Mais aujourd’hui, l’heure semble plus à l’optimisme, avec un nombre égal de dirigeants (41% contre 24% en avril) qui estiment qu’un retour à la normale pour les investissements peut s’envisager une fois que les économies européennes auront redémarré.
En parallèle, légèrement moins de dirigeants estiment que le climat des affaires mondial va vers une forte dégradation dans les 36 prochains mois (17% contre 21%).
Le climat et la technologie restent les priorités n°1 et 2 des investisseurs internationaux
Pour préparer l’avenir, les priorités stratégiques des investisseurs n’ont pas varié malgré la crise : la transformation digitale permettant de rester au plus près des clients (63%) et l’engagement dans la lutte contre le changement climatique (60%) restent largement plébiscités.
Après avoir constaté les impacts concrets de la crise dans les différents pays européens, les enjeux sociaux sont désormais dans le radar des dirigeants internationaux (pour 61% d’entre eux).
Malgré la retombée de l’enthousiasme observé en avril (51% en avril contre 82% en octobre), l’adoption de technologies d’automatisation reste une priorité pour les dirigeants internationaux, dans une perspective de réduction des coûts.
Les dirigeants interrogés affichent une appréhension beaucoup plus élevée quant aux tensions géopolitiques mondiales (21% contre 3% en avril) : la situation politique aux Etats-Unis, les agendas internationaux de la Turquie, de la Russie, de la Chine notamment contribuent à cette inquiétude.
Dans ce climat complexe, les dirigeants internationaux attendent des gouvernements qu’ils contribuent – davantage encore que par le passé – à la stabilité de l’environnement économique (43% contre 25% en avril).
Parmi les tendances suivantes, laquelle, selon vous, devrait s'accélérer le plus au cours des trois prochaines années en conséquence de la crise du COVID-19 ?

Ce qu'il faut retenir
Un fort recul de l’investissement international en Europe semble inévitable. Les entreprises internationales passent au crible la rentabilité financière et commerciale de leurs projets de développement, de lignes de production, de centres de recherche ou de business services.
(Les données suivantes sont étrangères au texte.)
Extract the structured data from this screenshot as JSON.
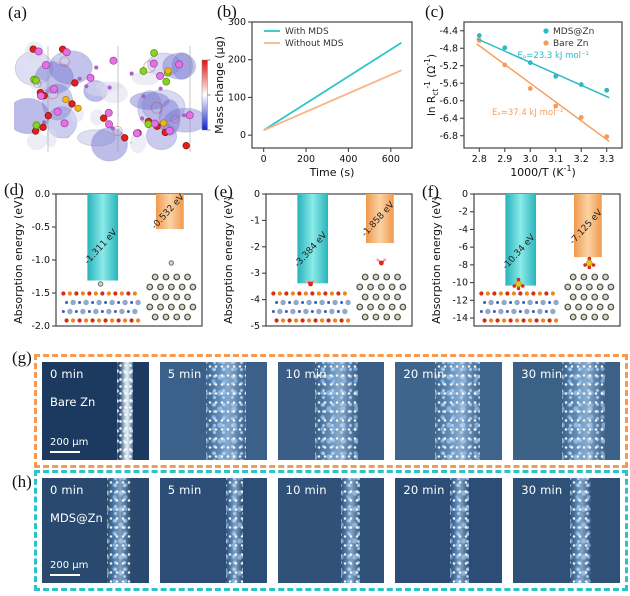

L’investissement en France pourrait chuter, en 2020 de 35 à 50%. Cependant, la détermination et l’action européennes ont été perçues comme un véritable pilier de stabilité et de crédibilité dans un environnement global complexe. Au-delà du soutien massif des Etats, les dirigeants interrogés ont besoin d’indispensables mesures de court-terme.